In Europe, the drop of new car sales is expected to be less dramatic than in the U.S. Analysts expect Western European volumes to decline 5% in 2008 and 3.5% in 2009. Analysts also expect Western Europe and the US to report approximately 14 million in new cars sold in 2008, with the outlook flat to lower in 2009. Some industry insiders, such as Katsuaki Watanabe, President of the world’s largest automaker, Toyota, expect even lower numbers. Watanabe recently said that U.S. new car sales will probably end the year below 14 million.

U.S. industry sales could “collapse” in 2009, J.D. Power & Associates cautioned. Standard & Poor’s warned of a possible insolvency of GM and Ford, “because of the rapidly weakening state of most global auto markets” and weak capital market conditions. Ford and GM promptly denied that they might file for bankruptcy. Instead, GM is in merger talks with Chrysler, after ending a flirt with Ford – as they did many times before, without ever consummating the marriage.

How can you make money with cars in such a dangerous world? Stay away from selling cars. Start selling car parts. While people can delay the purchase of a new vehicle until times get better, people still have to drive to work or to the mall. In bad time, people hold on much longer to their older cars. This is helped by cars having an increasingly longer usable life. Already, the average age of all cars on Germany’s streets is 8.4 years. 10% of Germany’s cars are over 16 years old. According to a recent study, the car park in Europe will rise from currently approximately 200 million to 275 million in 2025. The study also predicts that the average age of a car on Europe’s streets will rise to 10.2 years in 2025. In the new European countries, the average age of the car is expected to rise to 14 years by 2025.

If you are in the business of servicing older cars, you are sitting on a gold mine. Nobody spends more for service and repair than owners of older cars. According to a recent DAT-Veedol Report, the annual average spendings for maintenance and repairs by German owners of cars that are less than two years old are EUR 109. Owners of cars older than 6 years spend close to EUR 500 per year for maintenance and repairs. The Wall Street Journal agrees: “As more consumers hold off on buying new cars, they’re making more repairs.” As older cars are subjected to wear and tear, expenses for service and repair are much higher than for new cars (which are covered by warranty anyway.)

Owners of older cars may spend more, but they don’t throw their money away. Owners of older cars are value conscious. The price of the repair bill should be commensurate with the value of the car. The key to this profitable market are high quality, competitively priced parts.

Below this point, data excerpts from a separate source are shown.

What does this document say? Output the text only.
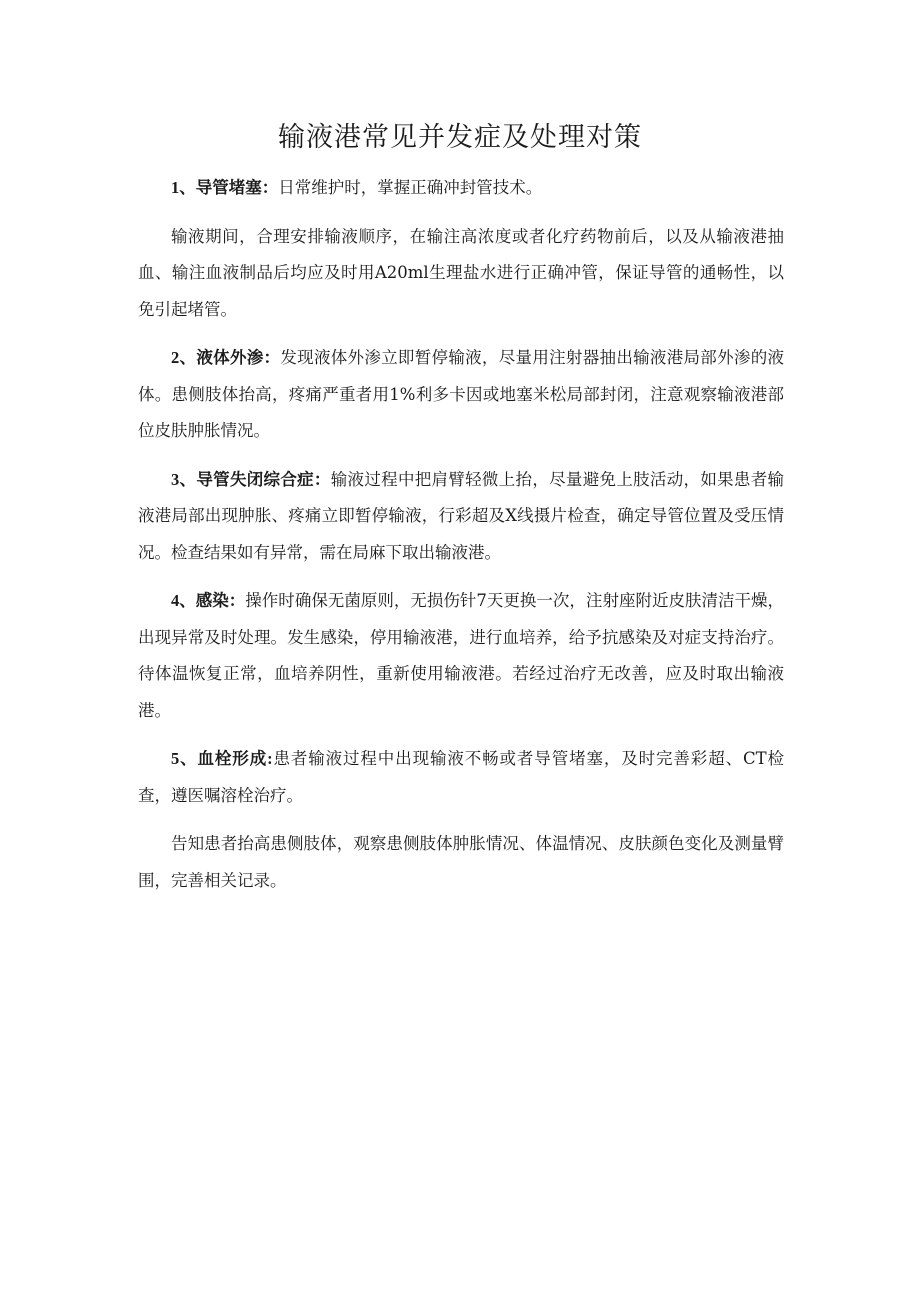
输液港常见并发症及处理对策

1、导管堵塞：日常维护时，掌握正确冲封管技术。

输液期间，合理安排输液顺序，在输注高浓度或者化疗药物前后，以及从输液港抽血、输注血液制品后均应及时用A20ml生理盐水进行正确冲管，保证导管的通畅性，以免引起堵管。

2、液体外渗：发现液体外渗立即暂停输液，尽量用注射器抽出输液港局部外渗的液体。患侧肢体抬高，疼痛严重者用1%利多卡因或地塞米松局部封闭，注意观察输液港部位皮肤肿胀情况。

3、导管失闭综合症：输液过程中把肩臂轻微上抬，尽量避免上肢活动，如果患者输液港局部出现肿胀、疼痛立即暂停输液，行彩超及X线摄片检查，确定导管位置及受压情况。检查结果如有异常，需在局麻下取出输液港。

4、感染：操作时确保无菌原则，无损伤针7天更换一次，注射座附近皮肤清洁干燥，出现异常及时处理。发生感染，停用输液港，进行血培养，给予抗感染及对症支持治疗。待体温恢复正常，血培养阴性，重新使用输液港。若经过治疗无改善，应及时取出输液港。

5、血栓形成:患者输液过程中出现输液不畅或者导管堵塞，及时完善彩超、CT检查，遵医嘱溶栓治疗。

告知患者抬高患侧肢体，观察患侧肢体肿胀情况、体温情况、皮肤颜色变化及测量臂围，完善相关记录。
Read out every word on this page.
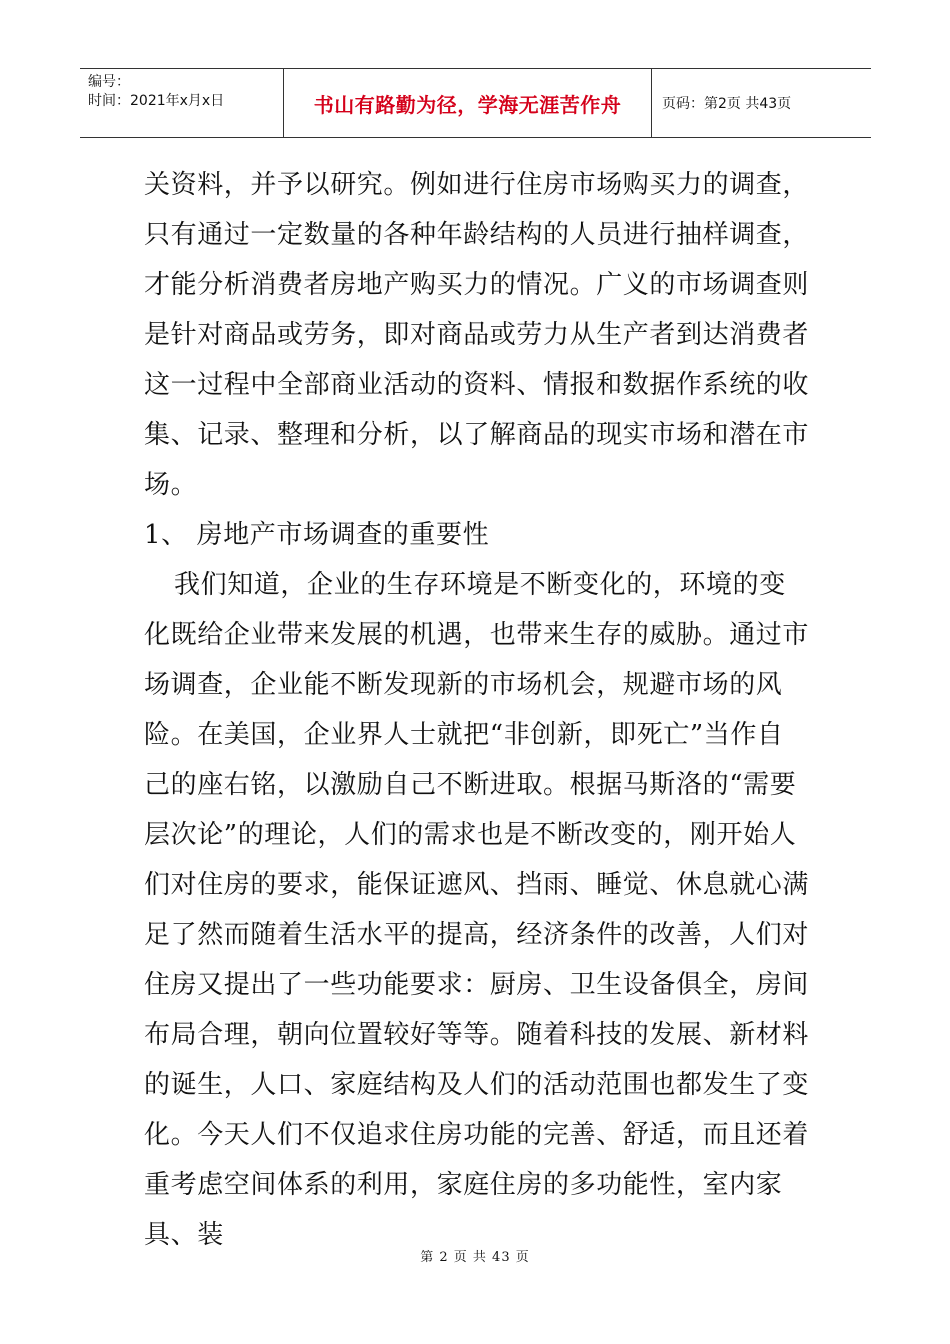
编号：
时间：2021年x月x日	书山有路勤为径，学海无涯苦作舟	页码：第2页 共43页

关资料，并予以研究。例如进行住房市场购买力的调查，只有通过一定数量的各种年龄结构的人员进行抽样调查，才能分析消费者房地产购买力的情况。广义的市场调查则是针对商品或劳务，即对商品或劳力从生产者到达消费者这一过程中全部商业活动的资料、情报和数据作系统的收集、记录、整理和分析，以了解商品的现实市场和潜在市场。

1、 房地产市场调查的重要性

我们知道，企业的生存环境是不断变化的，环境的变化既给企业带来发展的机遇，也带来生存的威胁。通过市场调查，企业能不断发现新的市场机会，规避市场的风险。在美国，企业界人士就把“非创新，即死亡”当作自己的座右铭，以激励自己不断进取。根据马斯洛的“需要层次论”的理论，人们的需求也是不断改变的，刚开始人们对住房的要求，能保证遮风、挡雨、睡觉、休息就心满足了然而随着生活水平的提高，经济条件的改善，人们对住房又提出了一些功能要求：厨房、卫生设备俱全，房间布局合理，朝向位置较好等等。随着科技的发展、新材料的诞生，人口、家庭结构及人们的活动范围也都发生了变化。今天人们不仅追求住房功能的完善、舒适，而且还着重考虑空间体系的利用，家庭住房的多功能性，室内家具、装

第 2 页 共 43 页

Where to get these high quality, competitively priced parts? Mainly from China. For years, auto manufacturers worldwide have been buying their parts in China. Japanese, European, and US automakers successfully source parts used for production in their home markets in China. According to the report, GM buys 20 million parts a month from 190 Chinese suppliers, and had experienced no quality problems over the past year. Many brand-name parts are already manufactured in China.

Now more than ever, sourcing car parts in China makes dollars and cents:

- Metal prices had a mad run-up in the first half of 2008. Since July, they have been coming down. In October 2008, Aluminum fell to a 31-month low due to the anemic health of the car industry.

- Steel prices are also coming down hard. There are reports of panic selling as speculative positions are being liquidated. Forbes quoted an analyst who said that steel prices are “coming down hard and fast” as the economies of the United States and Europe deteriorate and growth slows in China.

- Rates for container shipping are also falling dramatically. “Barely 12 months ago carriers were making record profits in the Asia-Europe trade but from summer 2008, freight rates have plummeted and appear to still be in decline,” said Neil Dekker, editor of the Annual Container Market Review and Forecast 2008/2009 for London-based Drewry Shipping Consultants.

- According to just released figures by the China Association of Automobile Manufacturers, China’s domestic auto sales will most likely see 2008 growth rates of under 10%. In the previous years, China had double digit growth rates. The reduced domestic demand for OEM parts is expected to exert additional pricing pressure on parts manufacturers.

For these reasons, many repair chains and wholesalers in Europe and the U.S. have plans to launch their own private label parts lines, sourced in China. The profits can be huge. Many parts can be sourced in China at fractions of their European and U.S. retail prices.

New car sales may crater, manufacturers and dealers may go bankrupt, but people won’t stop driving. More wear and tear means more parts sold.